O antigo presidente da Sete Brasil respondeu quase
sussurrando: — Gostaria de reafirmar que eu vou permanecer em silêncio.
Uma voz alta surgiu no plenário da CPI dos Fundos de Pensão,
ironizando: — Se é verdade, vai tomar um baita prejuízo, porque levou propina
com o dólar a dois reais e pouco e vai devolver a quatro e pouco... Talvez seja
um dos bons investimentos que a Petrobras fez nos últimos tempos.
Os fundos de previdência estatais ainda se encontram no lado
menos visível das investigações sobre corrupção nos negócios da Petrobras. Mas
as evidências dos enlaces em negócios suspeitos se espraiam por diferentes
inquéritos. E são realçadas pelo acervo de prejuízos bilionários que as
fundações acumularam nos últimos 12 anos.
O caso da Sete Brasil é exemplar. Criada no governo Lula,
dentro de uma Petrobras eufórica com o pré-sal, previa construir 28
navios-sondas para a petroleira. Os fundos Petros e Funcef compraram 18% das
cotas do empreendimento. A Previ se limitou a 3,5%.
Após meia década, empresa e sondas só existem no papel. O
dinheiro das aposentadorias virou pó: Petros e Funcef já perderam R$ 828
milhões, e Previ, R$ 161 milhões. Os fundos justificam o fracasso indicando as
“perspectivas favoráveis” do projeto em 2010, quando o barril de petróleo
custava US$ 100 (fechou a semana a US$ 33).
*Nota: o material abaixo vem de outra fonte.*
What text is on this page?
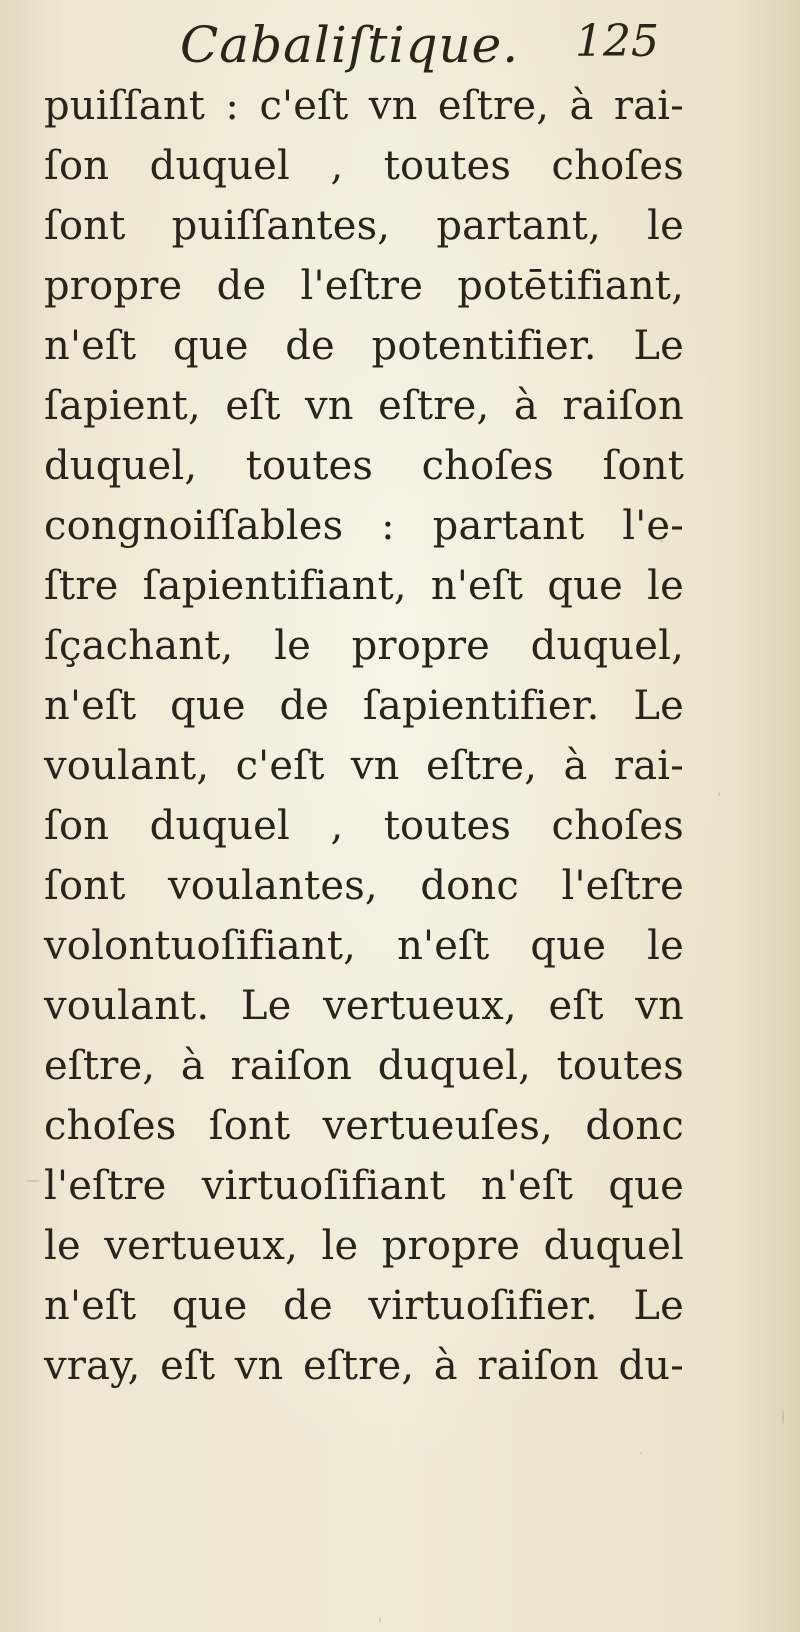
Cabaliſtique. 125
puiſſant : c'eſt vn eſtre, à rai-
ſon duquel , toutes choſes
ſont puiſſantes, partant, le
propre de l'eſtre potētifiant,
n'eſt que de potentifier. Le
ſapient, eſt vn eſtre, à raiſon
duquel, toutes choſes ſont
congnoiſſables : partant l'e-
ſtre ſapientifiant, n'eſt que le
ſçachant, le propre duquel,
n'eſt que de ſapientifier. Le
voulant, c'eſt vn eſtre, à rai-
ſon duquel , toutes choſes
ſont voulantes, donc l'eſtre
volontuoſifiant, n'eſt que le
voulant. Le vertueux, eſt vn
eſtre, à raiſon duquel, toutes
choſes ſont vertueuſes, donc
l'eſtre virtuoſifiant n'eſt que
le vertueux, le propre duquel
n'eſt que de virtuoſifier. Le
vray, eſt vn eſtre, à raiſon du-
Sobraram propinas, como as recebidas por João Carlos Ferraz
e Pedro Barusco, ex-gerentes da Petrobras que montaram o projeto, se
aposentaram na estatal e viraram executivos da Sete Brasil. Na Justiça fizeram
acordos de delação, prometendo devolver os subornos: Barusco contabilizou US$
97 milhões (R$ 388 milhões); Ferraz declarou US$ 1,9 milhão (R$ 7,6 milhões), e
batalha para evitar o sequestro judicial dos bônus recebidos (R$ 11,5 milhões)
na presidência da companhia.
Os déficits nas fundações públicas têm origem em atos
típicos de gestão temerária, em negócios obscuros e nos frágeis sistemas de
controle.
— É notável que os fundos de pensão estatais integrem um
circuito bilionário de negócios sem controle efetivo — diz o deputado federal
Raul Jugmann (PPS-PE). — Os dirigentes não respeitam as regras, a fiscalização
faz vista grossa, a Comissão de Valores Mobiliários não tem poder para punir, e
o Congresso não entende, só se interessa pelo assunto episodicamente.
Organismos de fiscalização recebem apelos constantes para
intervenção nos fundos estatais deficitários. Responsável pela supervisão
setorial, a Previc, do Ministério da Previdência, responde com a lembrança “dos
limites legais de sua competência”, e a necessidade de “avaliar tecnicamente
pressupostos, necessidade e consequências”.
O histórico recente dos investimentos desses fundos de
previdência indica que apostas de alto risco, como a realizada na Sete Brasil,
não foram acidentais. Havia um grupo de sindicalistas-gestores trabalhando de
forma coordenada. Em agosto de 2003, eles se reuniram com Lula na sede da
Petrobras, no Rio. Saíram convencidos de que deveriam apoiar integralmente
todos os projetos governamentais de infraestrutura.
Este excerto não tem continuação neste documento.